Simgot is a young Chinese brand that has been showing some lively activities since the beginning. Their first model, EN700, gained a decent amount of attention for its unique looks and started to quickly bloom the brand with the upgraded model, EN700 Pro. Now they’ve pursued further with their new EM series – EM5 being the highest model so far. Let’s see how it lives up to the flagship title as well as about its sound signature.
The packaging is neat, simple, and packed with accessories. Other than the earpieces, EM5 comes with a 3.5mm stock cable, 3 pairs of eartip type 1, 3 pairs of eartip type 2, leather case, and some paper works. The leather case feels nice and has an inner mesh for storing small accessories or eartips. The only small complaint I’d like to make is that the packaging would have looked even better if there was some design added to it. Both the outer box and the inner one are just plain black without any decors.
Simgot has always been doing a good job with their designs. Shells are made of plastic but built solid and nicely designed, so it doesn’t look cheap at all. Nozzles and faceplates are made of metal and give a bit of premium feeling to touch. The earpieces have a compact size and the transparent shell packed with multiple drivers give a techie feel. Nozzle length is just about average, though the diameter seems to be around T500-T600 which is a bit thick. These are also detachable and use 0.78mm 2pin sockets, however they are extruded, unlike the usual ones.
To clarify from the get-go, the extruded 2pin sockets won’t have any compatibility issue with the ordinary cables. However, the 2pin connectors will be more vulnerable as well as slightly weaker attachment with the earpiece. The 2pin sockets on the original cable are dented, giving some extra grip and durability to the connectors.

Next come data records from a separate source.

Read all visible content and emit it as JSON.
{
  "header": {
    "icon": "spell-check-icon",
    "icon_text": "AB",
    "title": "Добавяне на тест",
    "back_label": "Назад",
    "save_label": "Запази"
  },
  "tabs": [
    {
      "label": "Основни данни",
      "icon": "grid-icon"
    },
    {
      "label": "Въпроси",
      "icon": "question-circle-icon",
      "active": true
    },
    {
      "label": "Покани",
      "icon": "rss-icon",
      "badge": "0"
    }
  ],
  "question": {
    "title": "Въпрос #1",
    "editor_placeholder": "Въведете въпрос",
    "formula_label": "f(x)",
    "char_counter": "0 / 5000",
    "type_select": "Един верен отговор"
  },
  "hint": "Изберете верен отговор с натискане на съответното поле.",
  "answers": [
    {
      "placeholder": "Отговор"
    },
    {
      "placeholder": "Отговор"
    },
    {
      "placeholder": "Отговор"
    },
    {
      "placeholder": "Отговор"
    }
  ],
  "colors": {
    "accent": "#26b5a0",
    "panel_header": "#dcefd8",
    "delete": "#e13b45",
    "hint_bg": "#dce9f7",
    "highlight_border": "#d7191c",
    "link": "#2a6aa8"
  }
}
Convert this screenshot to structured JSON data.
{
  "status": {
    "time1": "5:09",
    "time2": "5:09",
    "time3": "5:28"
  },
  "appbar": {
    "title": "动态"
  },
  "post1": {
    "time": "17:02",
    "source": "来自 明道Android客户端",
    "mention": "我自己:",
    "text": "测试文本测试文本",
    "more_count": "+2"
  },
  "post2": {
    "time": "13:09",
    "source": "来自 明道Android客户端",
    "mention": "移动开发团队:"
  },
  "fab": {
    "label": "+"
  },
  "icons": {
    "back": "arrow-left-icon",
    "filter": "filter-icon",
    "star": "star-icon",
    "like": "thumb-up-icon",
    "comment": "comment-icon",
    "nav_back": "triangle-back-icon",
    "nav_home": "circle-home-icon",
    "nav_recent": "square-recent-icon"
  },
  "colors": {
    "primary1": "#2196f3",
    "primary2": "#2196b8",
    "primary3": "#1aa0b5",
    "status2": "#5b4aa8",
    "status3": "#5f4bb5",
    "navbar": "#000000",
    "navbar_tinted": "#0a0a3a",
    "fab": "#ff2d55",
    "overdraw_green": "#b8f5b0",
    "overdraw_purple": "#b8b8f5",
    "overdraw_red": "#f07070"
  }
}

Should be good news if you’re sticking with the stock cable, but not much for me as I always enjoy pairing up IEMs with various cables.

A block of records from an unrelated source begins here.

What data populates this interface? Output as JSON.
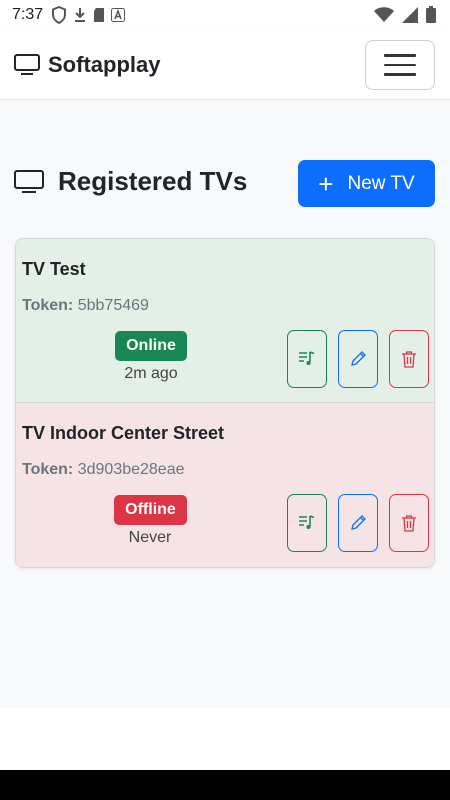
{
  "status_bar": {
    "time": "7:37"
  },
  "navbar": {
    "brand": "Softapplay"
  },
  "page": {
    "title": "Registered TVs",
    "new_button_label": "New TV"
  },
  "tvs": [
    {
      "name": "TV Test",
      "token_label": "Token:",
      "token": "5bb75469",
      "status": "Online",
      "last_seen": "2m ago"
    },
    {
      "name": "TV Indoor Center Street",
      "token_label": "Token:",
      "token": "3d903be28eae",
      "status": "Offline",
      "last_seen": "Never"
    }
  ],
  "colors": {
    "primary": "#0d6efd",
    "success": "#198754",
    "danger": "#dc3545",
    "online_bg": "#e3efe7",
    "offline_bg": "#f5e3e5"
  },
  "icons": [
    "tv-icon",
    "menu-icon",
    "plus-icon",
    "playlist-icon",
    "pencil-icon",
    "trash-icon"
  ]
}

Sound impressions: Lows & Mids
EM5 aims for a delicate, fresh sound signature – means that the bass feels transparent but doesn’t highlight much quantity. Although bass takes a small step back from mids but still keeps its existence prominent. Ultra lows are mediocre with average texture and extensions. This isn’t a bass heavy IEM so this was somewhat obvious, but EM5 does a decent job revealing low-end details and definitely up to par, to say the least. The sub-bass is chewy and has a pretty nice punch to it. It decays with an appropriate amount of reverbs, keeping the sound quite neat. The quantity should be just about right if you’re into flat or slightly V-shaped signatures.

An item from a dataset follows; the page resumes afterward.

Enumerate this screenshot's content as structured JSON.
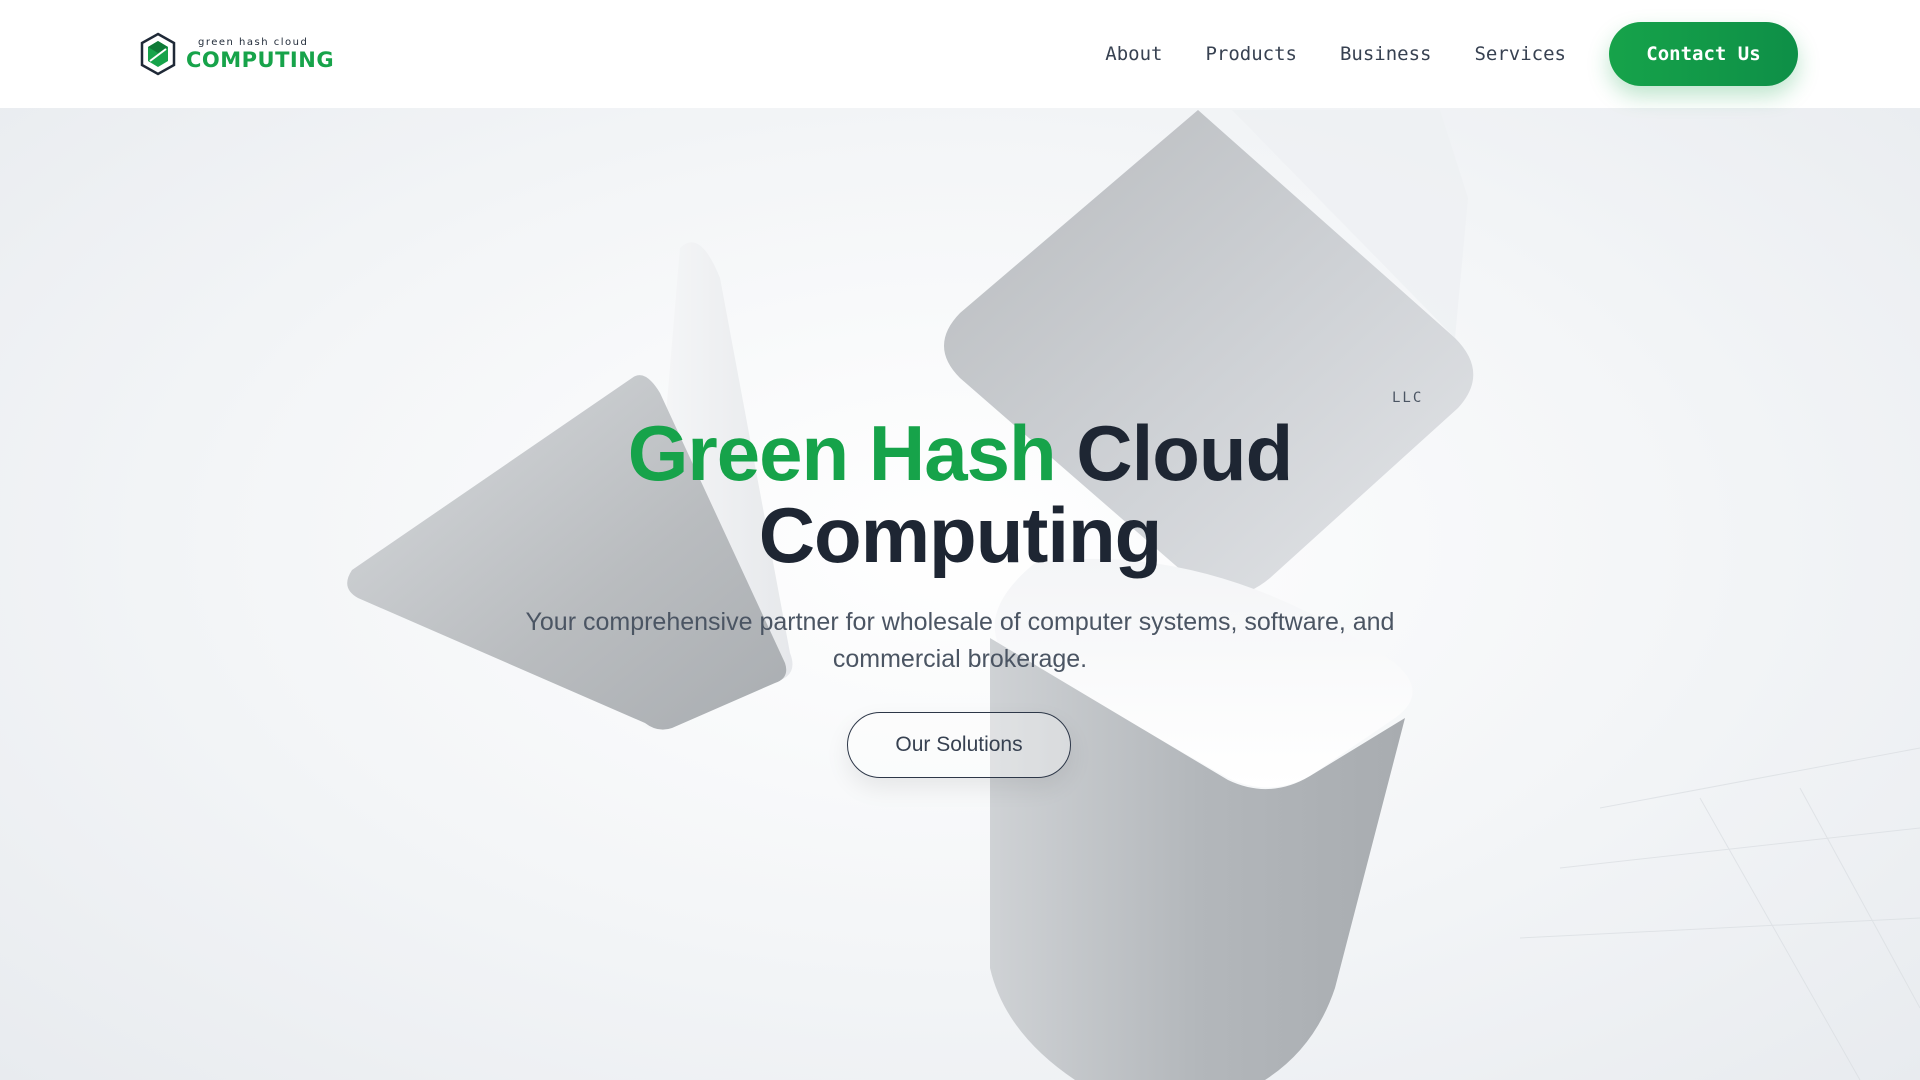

EM5 has a sound that resembles me of sweets and desserts. While manufacturers like Sennheiser or Etymotic strictly head for a rather plain, old-school type of sound, EM5 rather goes for a more colorful and trendy sound. This is something that appears more distinctive on the vocals. The slight coloring on the mid works as a grain of salt, making the sound a whole lot enjoyable and sweeter. I’m quite picky when it comes to tonality and EM5 still managed to keep the tonality up to standard. Not the most reference sound if you’re into “plain water-like” sound but I’m positive that most will find this unique touch of coloring exciting and addicting. Sibilance is smoothed out very nicely without noticeable peaks while keeping a very silky texture throughout the mid frequency. One of the most smooth and silky sounds I’ve heard.
Sound impressions: Highs, etc.
The silky texture from the mids continues on the highs as well. Trebles are similarly positioned with the mids but lesser in quantity, providing the small details while not causing ear fatigue. It feels pretty close to the ears and has a well tamed, bubbly texture. The reverbs on the treble are decently controlled and maintains the clean atmosphere. I much liked listening into the treble from the EM5 as it does an awesome job presenting the highly refined treble textures. Due to all these characteristics, the headroom on these is just about average. Definitely not falling behind, but separation is another part that this IEM does nicely as it’s more focused on tuning into the details up close and personal.
Simgot seems to be carefully building up their product line up and done a nice job with this one too. EM5 aims for a silky, twinkly sound signature that is perfectly optimized for modern music. Both quality and cost-performance ratio meet the high standard just as they’ve shown with their entry models – while this one is a whole lot better in sound, of course. EM5 is a solid performer and will be hard to go wrong if you’re into a sweet, trendy type of sound.
Simgot EM5 has been purchased by myself.
I am not affiliated with Simgot and none of my words were modded or asked to be changed.